Оно ждало там, шипя и капая, его желудки - потому что, да, у него их было много - рычали от мысли о том, что оно скоро сожрет. Как голодный человек, ожидающий вкусной еды, оно наслаждалось каждым моментом, скрежеща зубами и поглаживая раздутый живот, его желтые глаза были яркими и злобными. Теперь оно спускалось по лестнице, его многочисленные ноги перемещались и царапали железные ступени.
Потея и дрожа, горячий, холодный и еле живой, Стоукс открыл рот, чтобы закричать, но все, что вышло, было зажатым хрипом. Он был парализован. Он боролся, чтобы вернуть хоть какую-то чувствительность своим членам, немного крови к своим мышцам, но был вознагражден только тупым покалыванием в конечностях.
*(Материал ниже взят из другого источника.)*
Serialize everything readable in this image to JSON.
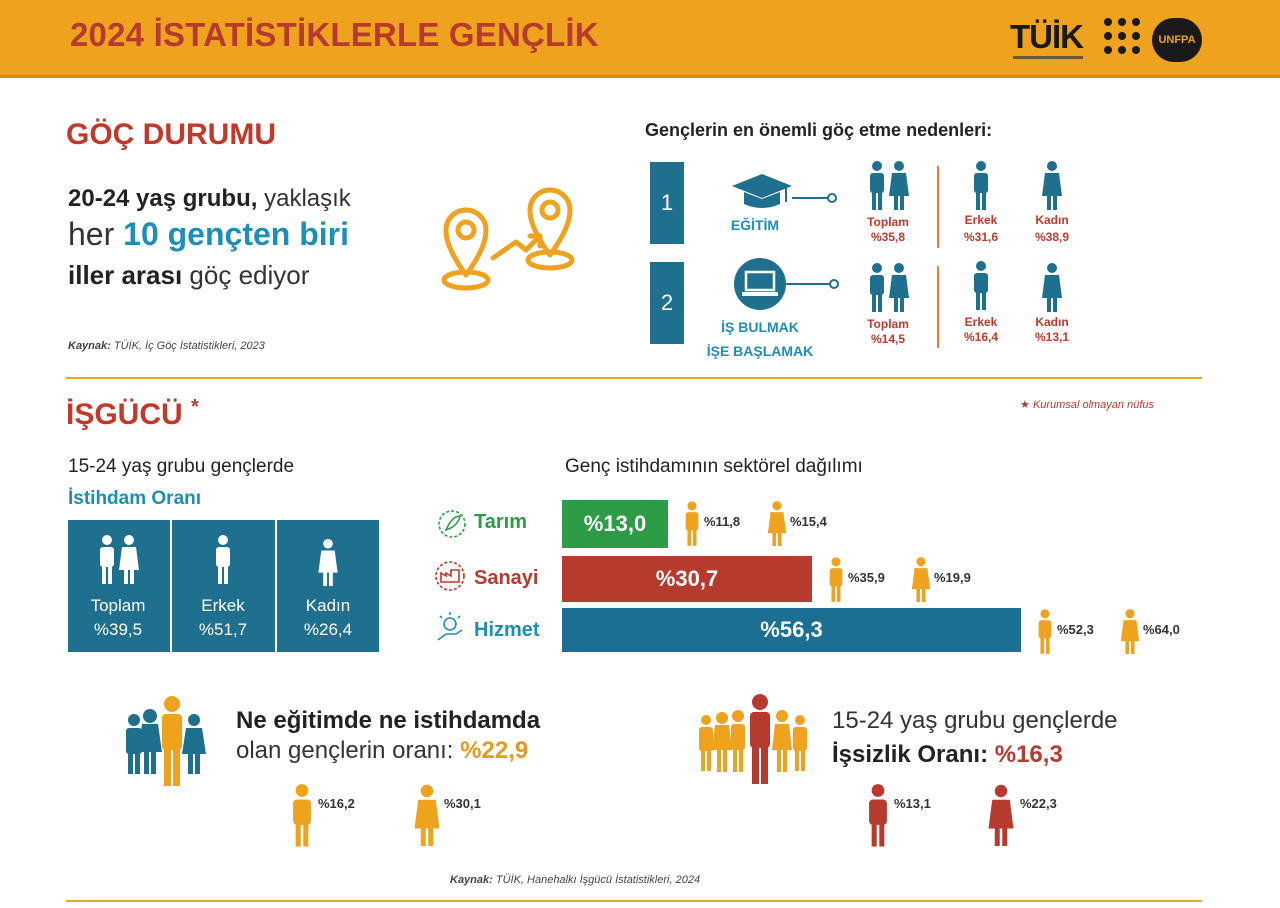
{
  "header": {
    "title": "2024 İSTATİSTİKLERLE GENÇLİK",
    "logo_tuik": "TÜİK",
    "logo_unfpa": "UNFPA"
  },
  "colors": {
    "header_bg": "#eea21e",
    "title_red": "#c0392b",
    "accent_blue": "#1f6f8f",
    "highlight_blue": "#1b8fb8",
    "bar_green": "#2e9b46",
    "bar_red": "#b73a2e",
    "bar_blue": "#1b6f92",
    "orange": "#e69a1c"
  },
  "migration": {
    "title": "GÖÇ DURUMU",
    "line1_bold": "20-24 yaş grubu,",
    "line1_rest": " yaklaşık",
    "line2_pre": "her ",
    "line2_bold": "10 gençten biri",
    "line3_bold": "iller arası",
    "line3_rest": " göç ediyor",
    "source_label": "Kaynak:",
    "source_text": " TÜİK, İç Göç İstatistikleri, 2023",
    "reasons_title": "Gençlerin en önemli göç etme nedenleri:",
    "reasons": [
      {
        "num": "1",
        "label_line1": "EĞİTİM",
        "label_line2": "",
        "total_label": "Toplam",
        "total_value": "%35,8",
        "male_label": "Erkek",
        "male_value": "%31,6",
        "female_label": "Kadın",
        "female_value": "%38,9"
      },
      {
        "num": "2",
        "label_line1": "İŞ BULMAK",
        "label_line2": "İŞE BAŞLAMAK",
        "total_label": "Toplam",
        "total_value": "%14,5",
        "male_label": "Erkek",
        "male_value": "%16,4",
        "female_label": "Kadın",
        "female_value": "%13,1"
      }
    ]
  },
  "labor": {
    "title": "İŞGÜCÜ",
    "star": "*",
    "note": "Kurumsal olmayan nüfus",
    "emp_line1": "15-24 yaş grubu gençlerde",
    "emp_line2": "İstihdam Oranı",
    "emp_cells": [
      {
        "label": "Toplam",
        "value": "%39,5"
      },
      {
        "label": "Erkek",
        "value": "%51,7"
      },
      {
        "label": "Kadın",
        "value": "%26,4"
      }
    ],
    "sector_title": "Genç istihdamının sektörel dağılımı",
    "sectors": [
      {
        "label": "Tarım",
        "share": 13.0,
        "value": "%13,0",
        "male": "%11,8",
        "female": "%15,4",
        "color": "#2e9b46",
        "label_color": "#2e9b46"
      },
      {
        "label": "Sanayi",
        "share": 30.7,
        "value": "%30,7",
        "male": "%35,9",
        "female": "%19,9",
        "color": "#b73a2e",
        "label_color": "#b73a2e"
      },
      {
        "label": "Hizmet",
        "share": 56.3,
        "value": "%56,3",
        "male": "%52,3",
        "female": "%64,0",
        "color": "#1b6f92",
        "label_color": "#1b8fb8"
      }
    ],
    "neet_line1": "Ne eğitimde ne istihdamda",
    "neet_line2_pre": "olan gençlerin oranı: ",
    "neet_value": "%22,9",
    "neet_male": "%16,2",
    "neet_female": "%30,1",
    "unemp_line1": "15-24 yaş grubu gençlerde",
    "unemp_line2_pre": "İşsizlik Oranı: ",
    "unemp_value": "%16,3",
    "unemp_male": "%13,1",
    "unemp_female": "%22,3",
    "source_label": "Kaynak:",
    "source_text": " TÜİK, Hanehalkı İşgücü İstatistikleri, 2024"
  }
}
Существо хотело заполучить его.
Он мог видеть его сейчас.
Оно было черным, лохматым и длинноногим, когда пришло за ним. Не паук, а паукообразное существо, паук ужаса, чье тело не было телом паука, а только выглядело таким. Было огромным, раздутое тело состояло из оболочек десятков и десятков мертвых, высосанных детей. Его ноги были узкими костными решетками детских скелетов, обмотанных грязным шелком и склеенных паучьей слюной; брюшко состояло из лиц, лишенных плоти, которые стучали зубами и кричали.
Нависая над ним, рты открылись и застучали, игольчатые зубы готовы были уничтожить его, он чувствовал запах зеленой, сырой приливной гнили его дыхания.